Once at the terminal C in the airport, the adventure is over and I can quietly and calmly go back to Europe. Yeah, sure….the adventure for today just begins. After some struggle to put the bike (with the wheels off), as well as the 5 bags panniers on the airport carriage the whole thing was so wide that it was very difficult to move through the airport.
I spend some time trying to find the Air France / KLM office, just to find out that is at the end of the check-in offices.
The lady here is OK, but my pulse goes up a little when she makes me wait few minutes just to check if they have a bike. At the end she comes with a bike, I pay with all the pesos I had (+ 1 USD) and she tells me I shouldn’t put the bike in until police checks it. Someone will join/help me at the police station, so they check the bike before I pack it. The lady that came to help me tells me I should do the check-in of the luggage first. Okeeey. Somehow she places me directly in front of the check-in office, so I jump the queue, without intending to (sorry, people in the queue). After a few minutes of waiting I put the luggage on the band, I present the passport and the guy starts to look at my passport and looks and looks at every page…and again. After one minute or more he asks:

– did you enter Argentina with this passport ?
– No, I’m a secret agent, I have many of them. Of course I entered with this one (I didn’t really say I’m a secret agent).
– well, you have no stamp from your entrance to Argentina.
– maybe, but is not my fault, I presented the passport at the frontier
– well, sir, you have to go to “Migraciones”, you’ll probably have to pay a fine and they will fix it
– and where is this Migraciones office ?
– at terminal A, sir ! (mind you that I was at terminal C)

Now my pulse rises again, I run to terminal A…find the migration office and tell them the story. The guy here said he cannot tell when I entered, I’ll have to pay a fee of 300 pesos. Great, and I was just so happy to get rid of all the Argentinian pesos when I paid the bike box. No problem, you can pay in USD, at the bank. But my 100 USD bill is a little deteriorated after getting wet before arrival in Cuzco. So at the bank office (still in terminal A, fortunately) they don’t accept my bill either. and they send me back to migraciones to check with them about my bill. Of course the guys at the migration office has nothing to do with money and he sends me back to the bank. I try to withdraw some money from a cash machine, the cash machine said it cannot give money, for the moment. Cool, that starts to go to a dead-end.
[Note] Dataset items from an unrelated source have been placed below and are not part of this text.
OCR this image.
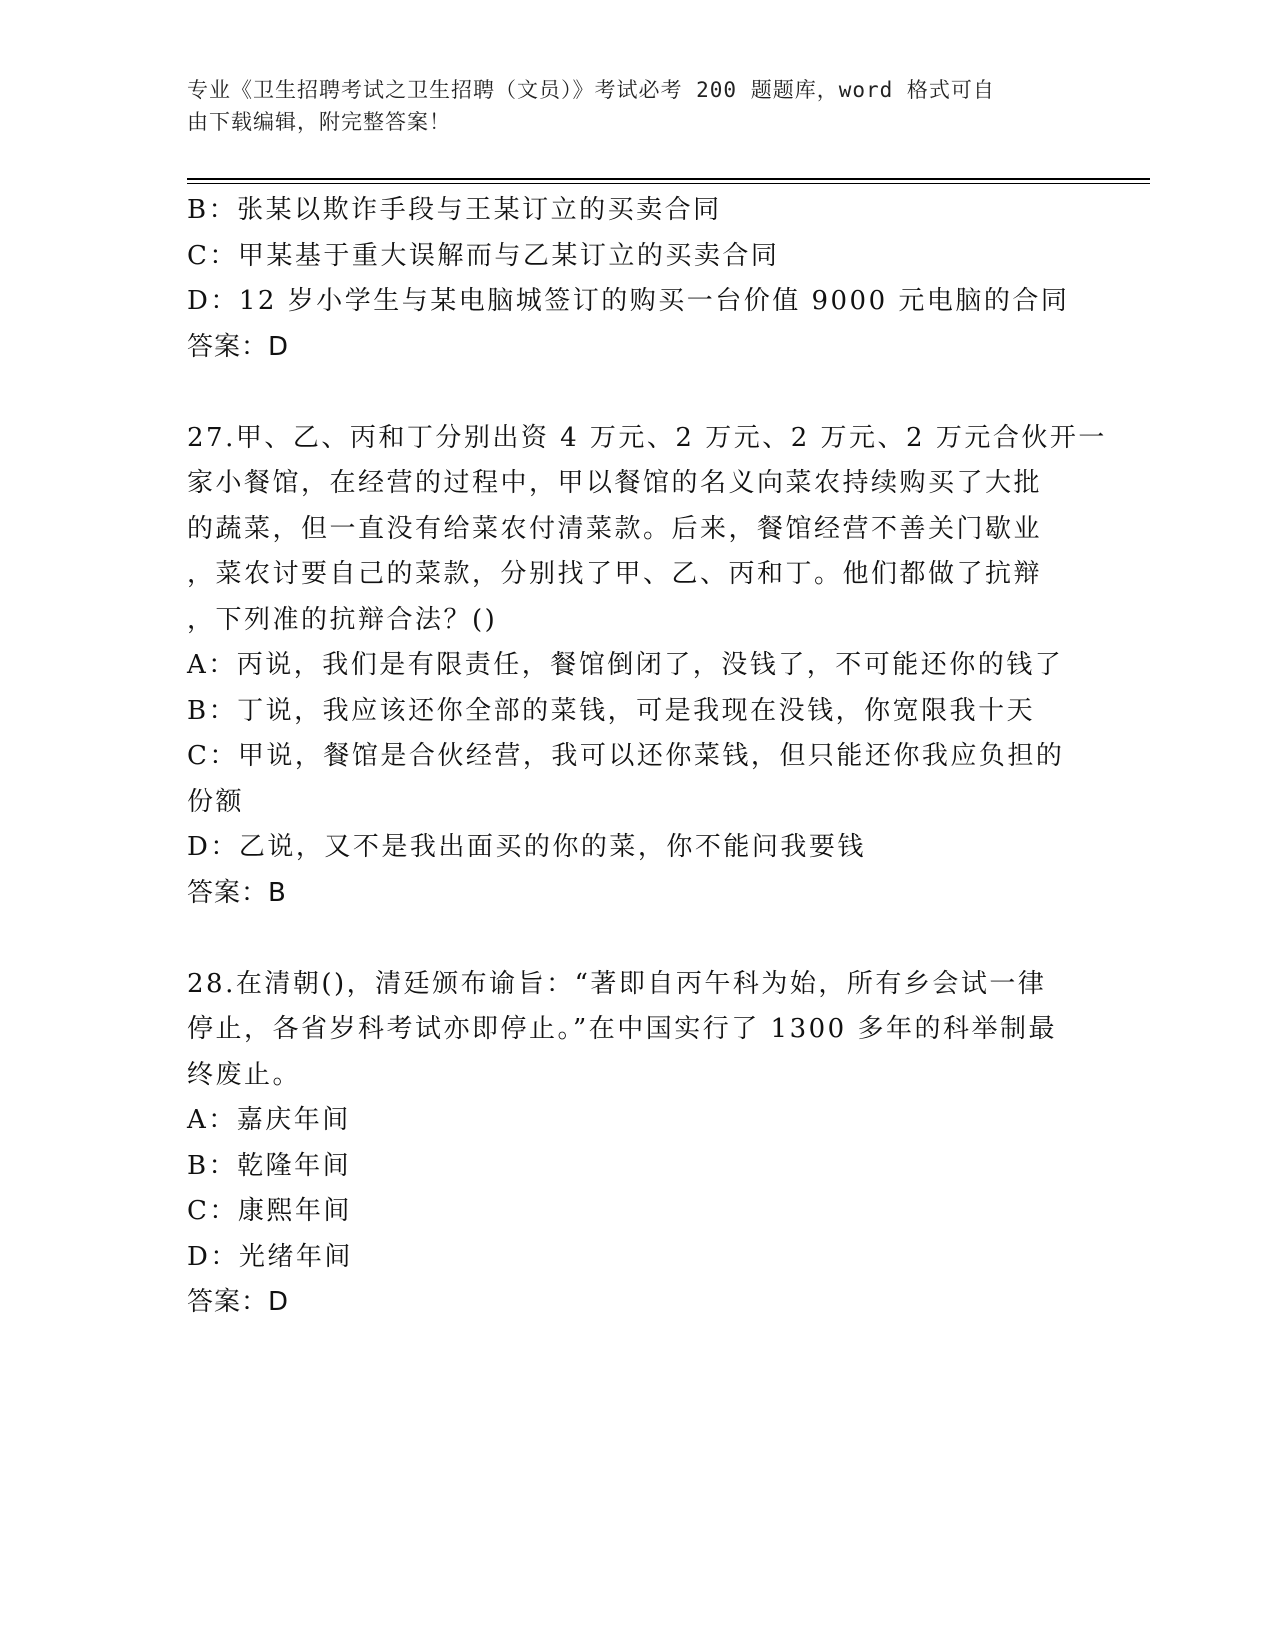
专业《卫生招聘考试之卫生招聘（文员）》考试必考 200 题题库，word 格式可自
由下载编辑，附完整答案！
B：张某以欺诈手段与王某订立的买卖合同
C：甲某基于重大误解而与乙某订立的买卖合同
D：12 岁小学生与某电脑城签订的购买一台价值 9000 元电脑的合同
答案：D
27.甲、乙、丙和丁分别出资 4 万元、2 万元、2 万元、2 万元合伙开一
家小餐馆，在经营的过程中，甲以餐馆的名义向菜农持续购买了大批
的蔬菜，但一直没有给菜农付清菜款。后来，餐馆经营不善关门歇业
，菜农讨要自己的菜款，分别找了甲、乙、丙和丁。他们都做了抗辩
，下列准的抗辩合法？()
A：丙说，我们是有限责任，餐馆倒闭了，没钱了，不可能还你的钱了
B：丁说，我应该还你全部的菜钱，可是我现在没钱，你宽限我十天
C：甲说，餐馆是合伙经营，我可以还你菜钱，但只能还你我应负担的
份额
D：乙说，又不是我出面买的你的菜，你不能问我要钱
答案：B
28.在清朝()，清廷颁布谕旨：“著即自丙午科为始，所有乡会试一律
停止，各省岁科考试亦即停止。”在中国实行了 1300 多年的科举制最
终废止。
A：嘉庆年间
B：乾隆年间
C：康熙年间
D：光绪年间
答案：D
Panic, panic, where is the panic button ? Before finding the button I found another ATM, next to the Bank Office. I withdraw the 300 pesos, pay at the bank, rush at the migrations office and here they give me here an “autorizacion de salida” (exit authorization). With this I run back to terminal C and this time intentionally jump the queue and go directly to the cashier. The guy jokes about me having to pay for the check-in. I check-in two of the panniers and take two to put in the bike box, considering their advice.
I go to the police station with the bike in an opened box, the panniers, the handlebar and the tents. Here things went smooth, no problems of course with the control and I kindof manage to pack the bike and the rest of the stuff and wrap the bike box in scotch tape (not very good, but that’s what I found at Carrefour).

Pffeeeew, I did it. Just in time. Flight back is OK, I cannot really sleep so I watch TV (“The Cloud Atlas”, that I’ve heard about, slightly disappointed me). I couldn’t watch The Hobbit, but I enjoyed some travel documentaries (the one about Dominican Republic is pretty nice).
The last challenge was to find a taxi in Stockholm, but that was pretty easy, the first taxi I saw when exiting the airport was juuust long enough so my badly damaged bike box fits in. He is overcharging me (heey, I thought is not “South America against the gringo” any-more).